Le pacte européen sur l’asile et la migration fait relativement peu parler de lui dans les médias et pourtant, il devrait compter pour l’avenir des Européens. Il vient d’être approuvé par le Parlement européen le 10 avril dernier. Auparavant, il avait été adopté par le Conseil des ministres européens le 20 décembre 2023. Constitué de neuf règlements européens et d’une directive, ce pacte, en négociation depuis des années, est censé apporter une réponse à la crise migratoire de 2015-2016 qui se prolonge. Il doit entrer en vigueur à partir de 2026.
Au bref, quel est son contenu? Il prévoit un filtrage des migrants irréguliers (300 000 en 2023 selon Frontex) sur tous les points de leur entrée dans l’Union européenne (grands aéroports, frontières terrestres orientales, rives de la Méditerranée…). Des centres d’accueil fermés seraient installés à proximité des points d’entrée. Les migrants présentant une demande d’asile pour être autorisés à entrer en Europe feraient l’objet d’un tri. Ceux dont la demande d’asile a peu de chance d’être acceptée (taux d’acceptation du statut de réfugié concernant les nationaux de leur pays d’origine de moins de 20% dans l’UE) feraient l’objet d’un examen accéléré sur place de leur demande d’asile dans les 12 jours. En cas de rejet de leur demande, ils seraient renvoyés dans leur pays dans un délai de 12 jours. Cette règle ne serait pas applicables aux mineurs non accompagnés, autorisés à entrer dans l’Union européenne. Les autres demandeurs d’asile (plus de 20% de taux d’acceptation par pays d’origine), seraient autorisés à entrer dans l’Union européenne. Leur demande d’asile serait examinée dans le pays par lequel ils sont arrivés – principe maintenu du règlement Dublin III. Mais 30 000 d’entre eux feraient l’objet d’un transfert dans d’autres pays de l’Union pour l’examen de leur demande, selon une clé de partage liée à la population totale. Les pays refusant de les prendre en charge – conformément à la règle du pacte- seraient sanctionnés d’une amende de 20 000 € par demandeur d’asile. En période de crise ou d’afflux massif, les règles changent.
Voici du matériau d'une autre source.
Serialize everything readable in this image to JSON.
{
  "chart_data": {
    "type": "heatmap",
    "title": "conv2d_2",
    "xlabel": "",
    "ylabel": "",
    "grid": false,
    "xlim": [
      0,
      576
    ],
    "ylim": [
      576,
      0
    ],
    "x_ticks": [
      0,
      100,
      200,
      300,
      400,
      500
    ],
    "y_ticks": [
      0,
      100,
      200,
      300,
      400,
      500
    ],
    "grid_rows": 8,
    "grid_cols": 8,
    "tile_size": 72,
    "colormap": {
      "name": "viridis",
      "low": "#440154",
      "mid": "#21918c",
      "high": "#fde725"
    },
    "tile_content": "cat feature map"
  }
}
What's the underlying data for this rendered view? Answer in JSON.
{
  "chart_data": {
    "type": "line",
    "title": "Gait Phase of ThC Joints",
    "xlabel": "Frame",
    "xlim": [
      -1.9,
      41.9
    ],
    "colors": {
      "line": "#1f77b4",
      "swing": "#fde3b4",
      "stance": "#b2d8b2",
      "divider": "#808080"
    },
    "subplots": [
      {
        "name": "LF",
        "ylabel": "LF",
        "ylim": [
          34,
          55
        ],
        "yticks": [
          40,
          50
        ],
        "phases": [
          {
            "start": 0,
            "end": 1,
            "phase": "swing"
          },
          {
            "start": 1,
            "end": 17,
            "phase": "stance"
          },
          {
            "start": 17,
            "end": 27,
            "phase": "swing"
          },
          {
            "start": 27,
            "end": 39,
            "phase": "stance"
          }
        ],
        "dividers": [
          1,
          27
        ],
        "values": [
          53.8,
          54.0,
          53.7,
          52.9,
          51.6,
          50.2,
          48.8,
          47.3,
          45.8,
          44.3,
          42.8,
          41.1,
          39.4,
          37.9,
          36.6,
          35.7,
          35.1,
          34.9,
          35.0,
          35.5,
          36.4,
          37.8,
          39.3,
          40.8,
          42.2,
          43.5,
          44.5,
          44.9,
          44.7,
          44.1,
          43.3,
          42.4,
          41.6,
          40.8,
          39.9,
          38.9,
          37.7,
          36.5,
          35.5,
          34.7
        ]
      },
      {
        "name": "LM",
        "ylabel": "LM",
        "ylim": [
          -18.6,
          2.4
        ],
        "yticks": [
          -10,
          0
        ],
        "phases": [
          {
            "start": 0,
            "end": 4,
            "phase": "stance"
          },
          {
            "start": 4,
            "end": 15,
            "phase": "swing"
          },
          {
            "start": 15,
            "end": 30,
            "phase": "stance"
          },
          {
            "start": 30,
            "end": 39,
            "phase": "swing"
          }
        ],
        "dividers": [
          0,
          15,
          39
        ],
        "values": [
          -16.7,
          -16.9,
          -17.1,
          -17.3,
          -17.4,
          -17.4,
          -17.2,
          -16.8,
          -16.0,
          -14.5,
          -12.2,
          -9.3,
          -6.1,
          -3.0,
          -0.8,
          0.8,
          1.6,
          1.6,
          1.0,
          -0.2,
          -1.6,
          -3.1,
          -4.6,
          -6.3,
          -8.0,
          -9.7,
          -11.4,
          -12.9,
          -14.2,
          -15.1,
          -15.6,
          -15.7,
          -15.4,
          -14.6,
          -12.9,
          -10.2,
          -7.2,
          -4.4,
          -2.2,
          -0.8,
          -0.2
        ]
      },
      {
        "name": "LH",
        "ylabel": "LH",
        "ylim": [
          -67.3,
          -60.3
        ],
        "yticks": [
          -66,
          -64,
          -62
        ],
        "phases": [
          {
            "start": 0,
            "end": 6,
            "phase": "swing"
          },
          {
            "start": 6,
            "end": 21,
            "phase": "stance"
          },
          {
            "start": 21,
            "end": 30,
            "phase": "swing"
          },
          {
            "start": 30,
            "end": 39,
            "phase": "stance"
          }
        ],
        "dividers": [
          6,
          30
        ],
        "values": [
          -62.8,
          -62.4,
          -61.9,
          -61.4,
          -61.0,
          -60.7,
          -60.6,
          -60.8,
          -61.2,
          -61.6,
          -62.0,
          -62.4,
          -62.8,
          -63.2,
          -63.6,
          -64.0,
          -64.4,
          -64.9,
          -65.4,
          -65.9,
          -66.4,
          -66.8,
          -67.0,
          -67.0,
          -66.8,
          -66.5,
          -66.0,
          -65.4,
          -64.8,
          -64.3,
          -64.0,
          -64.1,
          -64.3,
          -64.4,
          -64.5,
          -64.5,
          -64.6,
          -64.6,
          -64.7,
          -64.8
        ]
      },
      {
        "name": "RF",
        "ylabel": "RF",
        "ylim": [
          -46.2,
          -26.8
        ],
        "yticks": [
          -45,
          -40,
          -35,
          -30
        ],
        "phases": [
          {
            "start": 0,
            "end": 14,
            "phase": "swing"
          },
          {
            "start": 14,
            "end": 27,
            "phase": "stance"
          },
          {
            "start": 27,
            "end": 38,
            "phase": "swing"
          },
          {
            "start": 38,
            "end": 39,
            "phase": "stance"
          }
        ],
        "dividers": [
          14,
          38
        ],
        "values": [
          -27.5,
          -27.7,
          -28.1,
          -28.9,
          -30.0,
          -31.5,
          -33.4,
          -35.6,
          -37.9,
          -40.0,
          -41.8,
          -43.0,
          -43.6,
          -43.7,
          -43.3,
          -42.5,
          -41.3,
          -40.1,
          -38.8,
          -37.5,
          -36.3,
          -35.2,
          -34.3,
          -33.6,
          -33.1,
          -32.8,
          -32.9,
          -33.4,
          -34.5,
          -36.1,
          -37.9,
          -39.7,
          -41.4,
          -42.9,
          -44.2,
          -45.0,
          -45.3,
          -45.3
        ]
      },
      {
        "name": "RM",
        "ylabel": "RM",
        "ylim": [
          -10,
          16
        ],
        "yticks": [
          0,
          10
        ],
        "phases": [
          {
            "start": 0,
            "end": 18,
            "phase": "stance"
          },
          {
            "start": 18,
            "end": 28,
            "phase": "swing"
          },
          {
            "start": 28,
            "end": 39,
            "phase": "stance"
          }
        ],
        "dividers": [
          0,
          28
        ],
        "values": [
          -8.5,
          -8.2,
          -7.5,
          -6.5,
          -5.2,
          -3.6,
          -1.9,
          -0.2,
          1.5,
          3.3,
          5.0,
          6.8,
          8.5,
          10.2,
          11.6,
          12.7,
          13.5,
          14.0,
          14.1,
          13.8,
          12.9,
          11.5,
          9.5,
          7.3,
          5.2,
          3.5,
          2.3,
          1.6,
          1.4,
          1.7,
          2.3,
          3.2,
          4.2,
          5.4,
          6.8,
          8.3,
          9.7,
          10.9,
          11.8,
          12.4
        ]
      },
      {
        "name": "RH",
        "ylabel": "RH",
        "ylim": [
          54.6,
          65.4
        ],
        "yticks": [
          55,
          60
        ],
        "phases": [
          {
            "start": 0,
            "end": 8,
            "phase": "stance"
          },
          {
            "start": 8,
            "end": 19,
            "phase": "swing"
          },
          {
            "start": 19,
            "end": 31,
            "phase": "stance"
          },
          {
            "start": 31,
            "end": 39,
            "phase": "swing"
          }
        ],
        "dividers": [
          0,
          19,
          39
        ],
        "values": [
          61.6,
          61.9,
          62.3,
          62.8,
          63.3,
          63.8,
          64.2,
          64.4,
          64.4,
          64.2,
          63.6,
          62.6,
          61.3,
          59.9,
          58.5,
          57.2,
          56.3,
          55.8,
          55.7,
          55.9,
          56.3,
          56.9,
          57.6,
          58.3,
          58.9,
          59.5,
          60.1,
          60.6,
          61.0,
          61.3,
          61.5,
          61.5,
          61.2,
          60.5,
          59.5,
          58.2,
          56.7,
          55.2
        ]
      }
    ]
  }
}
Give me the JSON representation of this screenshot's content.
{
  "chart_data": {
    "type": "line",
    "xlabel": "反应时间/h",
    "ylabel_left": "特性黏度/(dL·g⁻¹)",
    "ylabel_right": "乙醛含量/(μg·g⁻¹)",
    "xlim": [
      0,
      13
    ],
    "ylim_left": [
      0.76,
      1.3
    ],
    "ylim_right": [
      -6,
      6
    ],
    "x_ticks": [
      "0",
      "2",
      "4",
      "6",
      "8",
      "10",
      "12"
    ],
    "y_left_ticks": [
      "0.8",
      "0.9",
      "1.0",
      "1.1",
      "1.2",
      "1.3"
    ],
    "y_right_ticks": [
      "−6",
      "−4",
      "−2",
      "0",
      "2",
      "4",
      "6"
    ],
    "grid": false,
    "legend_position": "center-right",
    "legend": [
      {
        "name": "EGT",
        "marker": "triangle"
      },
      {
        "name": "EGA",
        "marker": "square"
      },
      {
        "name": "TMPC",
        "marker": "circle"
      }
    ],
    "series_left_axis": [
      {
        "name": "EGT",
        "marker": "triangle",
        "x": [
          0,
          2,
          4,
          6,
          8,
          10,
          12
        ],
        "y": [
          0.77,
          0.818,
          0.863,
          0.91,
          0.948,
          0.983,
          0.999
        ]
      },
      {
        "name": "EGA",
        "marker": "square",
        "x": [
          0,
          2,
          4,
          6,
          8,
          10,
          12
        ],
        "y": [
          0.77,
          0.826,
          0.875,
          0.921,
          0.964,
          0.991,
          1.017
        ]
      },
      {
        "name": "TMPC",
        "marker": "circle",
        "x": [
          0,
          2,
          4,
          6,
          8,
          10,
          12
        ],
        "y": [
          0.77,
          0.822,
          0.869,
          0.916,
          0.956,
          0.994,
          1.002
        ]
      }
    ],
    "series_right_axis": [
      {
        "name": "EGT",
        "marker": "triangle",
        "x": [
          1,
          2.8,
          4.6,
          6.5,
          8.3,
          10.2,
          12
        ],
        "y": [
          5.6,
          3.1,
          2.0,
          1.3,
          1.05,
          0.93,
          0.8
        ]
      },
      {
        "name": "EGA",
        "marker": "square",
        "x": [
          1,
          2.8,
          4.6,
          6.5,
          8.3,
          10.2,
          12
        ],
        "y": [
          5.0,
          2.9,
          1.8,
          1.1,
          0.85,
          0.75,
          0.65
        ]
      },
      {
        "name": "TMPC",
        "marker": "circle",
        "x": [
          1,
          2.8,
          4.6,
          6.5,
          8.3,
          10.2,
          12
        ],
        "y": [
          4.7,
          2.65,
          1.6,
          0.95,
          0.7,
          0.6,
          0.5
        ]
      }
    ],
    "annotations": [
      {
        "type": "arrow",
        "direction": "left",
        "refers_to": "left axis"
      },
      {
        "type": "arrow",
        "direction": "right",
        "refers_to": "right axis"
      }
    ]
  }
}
Le taux de 20% d’acceptation pour mettre en oeuvre la procédure accélérée peut être remonté à 50%. Le nombre de demandeurs d’asile répartis dans toute l’Europe peut excéder les 30 000. etc.
Mon avis? une impressionnante construction bureaucratique, une sorte de Gosplan fondé non sur des produits industriels et agricoles mais sur des êtres humains qui n’a aucune chance de jamais fonctionner. Tout repose sur la possibilité de renvoyer massivement dans leur pays des demandeurs d’asile déboutés dans un bref délai. Absurde: quand ils ont détruits leurs documents d’identité et refusent de décliner leur identité, voire s’opposent physiquement à leur retour, on n’a jamais su les rapatrier, sauf exceptionnellement selon des procédures d’identification lourdes et aléatoires. L’enfermement dans des centres sur toute la zone frontalière et l’organisation pratique du tri soulève de gigantesques difficultés pratiques face à des centaines de milliers d’arrivés. Et puis la répartition impérative: c’est toujours le même raisonnement, on traite les gens comme des marchandises inertes sans tenir compte du fait que ce sont des personnes qui finiront toujours par ce rendre où elles le désirent malgré toutes les escortes et les surveillances policières. Cette logique de la contrainte physique a toujours lamentablement échoué comme le savent tous ceux qui ont travaillé sur le sujet (Convention puis règlements Dublin I, II et III…). La seule issue possible et raisonnable à la crise migratoire est un traitement des demandes en amont, dans les pays d’origine ou de transit, et une répression sans faille des filières esclavagistes qui organisent les transferts par la Méditerranée, accompagnés d’un effort massif européen d’aide au développement. Mais il est tellement plus difficile de choisir et de décider, d’agir dans le concret, que de construire des usines à gaz à force de règlements et de directives!